Friday, June 22, 2012

Elizabeth Babyn and Sandra Smirle at loop Gallery


Elizabeth Babyn and Sandra Smirle

loop Gallery is pleased to announce exhibitions by loop members Elizabeth Babyn entitled Sacred Connections and Sandra Smirle entitled Turvy.

Intrigued by Fibonacci’s number sequences, sacred geometry and our inter- connectedness with everything, Sacred Connections launches Elizabeth Babyn’s mixed media ‘Unity quilt’ with ‘truths’ contributed from the general public. The quilt is shown with depictions from sacred geometry and the natural environment, as well as a mixed media installation designed to receive truth offerings from gallery visitors to facilitate the ongoing growth of the ‘Unity Quilt.’

Elizabeth Babyn obtained her BFA in Drawing and Painting at the Ontario College of Art and Design. She and her husband relocated from Caledon, Ontario to Saskatoon in the early spring of 2011. Babyn has participated in group and solo shows in Ferrara Italy, Toronto and the surrounding area, with galleries that include Propeller, Spin, loop, SGI, and the McMichael Canadian Art Collection. She has been a loop member since 2003.

Turvy continues Smirle’s exploration of geographies of otherness, translated from aerial maps into hand and laser cut drawings. These works explore a narrative at the intersection of light, shadow, time, and place with special attention to how navigation and data-capture technologies twist and ‘tirve’ our world view, and how we as viewers are equally subject to observation by others.

Sandra Smirle is a mixed media artist whose work explores how new technologies distort our view of the world, and how we in turn are viewed by these mechanisms designed to track our movements.Smirle’s work is included in private and corporate collections in Canada, Australia and Europe. Her work was selected for inclusion in The Map as Art: Contemporary Artists Explore Cartography, published by Princeton Architectural Press. She is currently a MFA Candidate at Concordia University.


June 23 - July 15, 2012
Reception: Saturday, June 23, 2012, 2-5 PM
Q&A Session: Sunday, July 15th, 2012, 2-3PM


Images: (top) Unity Quilt (detail) and Truth Offering (installation, detail) mixed media, 2012; (bottom) Turvy, machine routered plywood, 2012      

Saturday, June 16, 2012

Q&A with Lorene Bourgeois and Ingrid Mida at loop Gallery

Constructions of Femininity by Ingrid Mida, Photo by Patricia Novju
This is the final weekend of the exhibitions of Lorene Bourgeois and Ingrid Mida at loop Gallery. In Entourage, Lorene Bourgeois presents her exquisitely rendered images that explore the ambiguity of the face, the head, and the body, disclosed or obscured through clothing, framing and head-dress. In Constructions of Femininity, Ingrid Mida considers the relationship between dress and feminine identity in the armour-like equipment of the female hockey player.

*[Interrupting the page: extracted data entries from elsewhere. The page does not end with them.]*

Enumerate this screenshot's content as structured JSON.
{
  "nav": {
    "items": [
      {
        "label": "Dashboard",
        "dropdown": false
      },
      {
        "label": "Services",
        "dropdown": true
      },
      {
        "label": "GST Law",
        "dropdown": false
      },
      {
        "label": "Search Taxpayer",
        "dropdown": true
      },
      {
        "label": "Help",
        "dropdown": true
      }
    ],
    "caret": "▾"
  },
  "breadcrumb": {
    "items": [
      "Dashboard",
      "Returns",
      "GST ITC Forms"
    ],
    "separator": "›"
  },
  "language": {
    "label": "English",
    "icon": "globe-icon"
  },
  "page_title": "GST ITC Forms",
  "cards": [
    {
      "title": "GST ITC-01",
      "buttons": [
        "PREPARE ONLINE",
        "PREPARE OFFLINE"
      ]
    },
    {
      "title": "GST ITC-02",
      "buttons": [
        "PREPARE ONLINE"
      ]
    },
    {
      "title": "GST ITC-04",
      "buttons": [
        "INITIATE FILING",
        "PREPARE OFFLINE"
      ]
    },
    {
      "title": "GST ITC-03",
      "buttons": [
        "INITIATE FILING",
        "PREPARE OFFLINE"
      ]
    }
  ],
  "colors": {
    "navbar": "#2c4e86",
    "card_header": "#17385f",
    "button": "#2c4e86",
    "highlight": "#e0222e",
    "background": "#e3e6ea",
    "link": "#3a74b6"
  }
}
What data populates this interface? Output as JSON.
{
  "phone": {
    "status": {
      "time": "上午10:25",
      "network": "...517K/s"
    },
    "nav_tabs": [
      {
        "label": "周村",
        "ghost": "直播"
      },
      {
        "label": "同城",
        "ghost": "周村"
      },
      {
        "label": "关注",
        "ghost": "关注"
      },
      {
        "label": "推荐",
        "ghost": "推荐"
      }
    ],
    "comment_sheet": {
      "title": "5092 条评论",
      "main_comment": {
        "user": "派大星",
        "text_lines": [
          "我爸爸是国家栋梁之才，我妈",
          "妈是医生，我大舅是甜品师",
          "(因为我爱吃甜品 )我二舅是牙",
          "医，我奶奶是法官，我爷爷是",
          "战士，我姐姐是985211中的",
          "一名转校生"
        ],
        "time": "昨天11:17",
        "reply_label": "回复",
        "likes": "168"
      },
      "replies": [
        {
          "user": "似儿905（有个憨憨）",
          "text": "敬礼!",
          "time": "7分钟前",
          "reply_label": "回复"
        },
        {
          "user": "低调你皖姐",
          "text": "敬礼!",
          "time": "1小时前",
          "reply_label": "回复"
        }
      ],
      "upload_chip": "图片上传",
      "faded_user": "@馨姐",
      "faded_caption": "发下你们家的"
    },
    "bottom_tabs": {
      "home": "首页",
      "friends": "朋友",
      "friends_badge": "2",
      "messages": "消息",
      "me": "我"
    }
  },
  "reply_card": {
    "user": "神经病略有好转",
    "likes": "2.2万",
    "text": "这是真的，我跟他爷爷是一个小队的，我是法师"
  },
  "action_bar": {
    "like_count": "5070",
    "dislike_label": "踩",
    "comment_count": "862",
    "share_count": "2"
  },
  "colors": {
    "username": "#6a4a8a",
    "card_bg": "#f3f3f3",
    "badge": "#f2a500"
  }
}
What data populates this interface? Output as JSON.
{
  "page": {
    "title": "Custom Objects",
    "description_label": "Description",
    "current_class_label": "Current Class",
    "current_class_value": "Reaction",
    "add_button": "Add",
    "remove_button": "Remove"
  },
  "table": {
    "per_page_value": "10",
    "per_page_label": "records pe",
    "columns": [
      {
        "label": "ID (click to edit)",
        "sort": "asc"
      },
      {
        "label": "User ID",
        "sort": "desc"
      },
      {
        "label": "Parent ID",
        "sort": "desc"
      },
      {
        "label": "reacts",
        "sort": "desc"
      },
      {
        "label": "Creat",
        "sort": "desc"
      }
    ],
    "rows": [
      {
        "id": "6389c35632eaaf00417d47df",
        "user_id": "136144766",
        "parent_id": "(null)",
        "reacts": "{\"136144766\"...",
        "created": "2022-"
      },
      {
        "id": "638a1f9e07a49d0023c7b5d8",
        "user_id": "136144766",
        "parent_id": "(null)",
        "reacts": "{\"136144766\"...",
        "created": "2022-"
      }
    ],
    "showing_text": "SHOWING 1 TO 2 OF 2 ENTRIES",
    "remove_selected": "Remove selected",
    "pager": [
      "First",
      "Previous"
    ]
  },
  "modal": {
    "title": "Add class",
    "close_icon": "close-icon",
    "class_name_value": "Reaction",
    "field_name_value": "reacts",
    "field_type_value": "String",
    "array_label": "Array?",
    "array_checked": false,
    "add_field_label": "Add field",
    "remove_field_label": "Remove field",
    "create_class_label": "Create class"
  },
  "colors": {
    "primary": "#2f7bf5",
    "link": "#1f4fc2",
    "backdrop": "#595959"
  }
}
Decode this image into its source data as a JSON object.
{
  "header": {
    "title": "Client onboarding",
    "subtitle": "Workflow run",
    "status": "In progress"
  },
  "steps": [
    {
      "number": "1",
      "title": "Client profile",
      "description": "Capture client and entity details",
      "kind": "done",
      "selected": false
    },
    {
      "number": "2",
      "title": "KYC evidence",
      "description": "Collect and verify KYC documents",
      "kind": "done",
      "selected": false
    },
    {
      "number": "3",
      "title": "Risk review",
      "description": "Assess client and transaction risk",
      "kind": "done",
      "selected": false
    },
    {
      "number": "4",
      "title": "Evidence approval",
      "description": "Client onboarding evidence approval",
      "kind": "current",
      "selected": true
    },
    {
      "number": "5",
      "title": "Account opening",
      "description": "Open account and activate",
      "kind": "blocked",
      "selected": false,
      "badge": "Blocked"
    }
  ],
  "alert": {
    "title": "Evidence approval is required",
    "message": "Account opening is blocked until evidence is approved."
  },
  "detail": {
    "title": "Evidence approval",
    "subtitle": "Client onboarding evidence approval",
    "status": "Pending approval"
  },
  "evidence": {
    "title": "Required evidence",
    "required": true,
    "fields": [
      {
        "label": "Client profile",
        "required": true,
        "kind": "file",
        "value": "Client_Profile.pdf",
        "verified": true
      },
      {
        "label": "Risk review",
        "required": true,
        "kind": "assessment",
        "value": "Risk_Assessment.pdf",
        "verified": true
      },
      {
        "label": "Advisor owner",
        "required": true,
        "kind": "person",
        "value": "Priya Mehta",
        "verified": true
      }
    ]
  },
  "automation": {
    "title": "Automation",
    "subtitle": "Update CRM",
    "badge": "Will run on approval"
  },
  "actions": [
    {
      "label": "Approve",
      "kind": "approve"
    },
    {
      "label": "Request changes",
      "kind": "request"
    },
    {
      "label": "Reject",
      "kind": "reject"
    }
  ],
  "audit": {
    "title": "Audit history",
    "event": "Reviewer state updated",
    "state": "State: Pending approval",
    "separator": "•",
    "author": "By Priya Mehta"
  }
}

Entourage by Lorene Bourgeois, Photo by Peter Legris
There is a synchronicity in the work of the two artists with the black tulle of Mida's headless mannequins playing off the featured heads within Bourgeois drawings and paintings. As well, there is a unspoken element of gothic darkness seen in both artists work, which unifies the gallery.

The gallery is open Saturday noon to 5 pm and Sunday 1 to 4 pm. There will be a Question and Answer Session with both artists moderated by Peter Legris from 2 to 3 pm.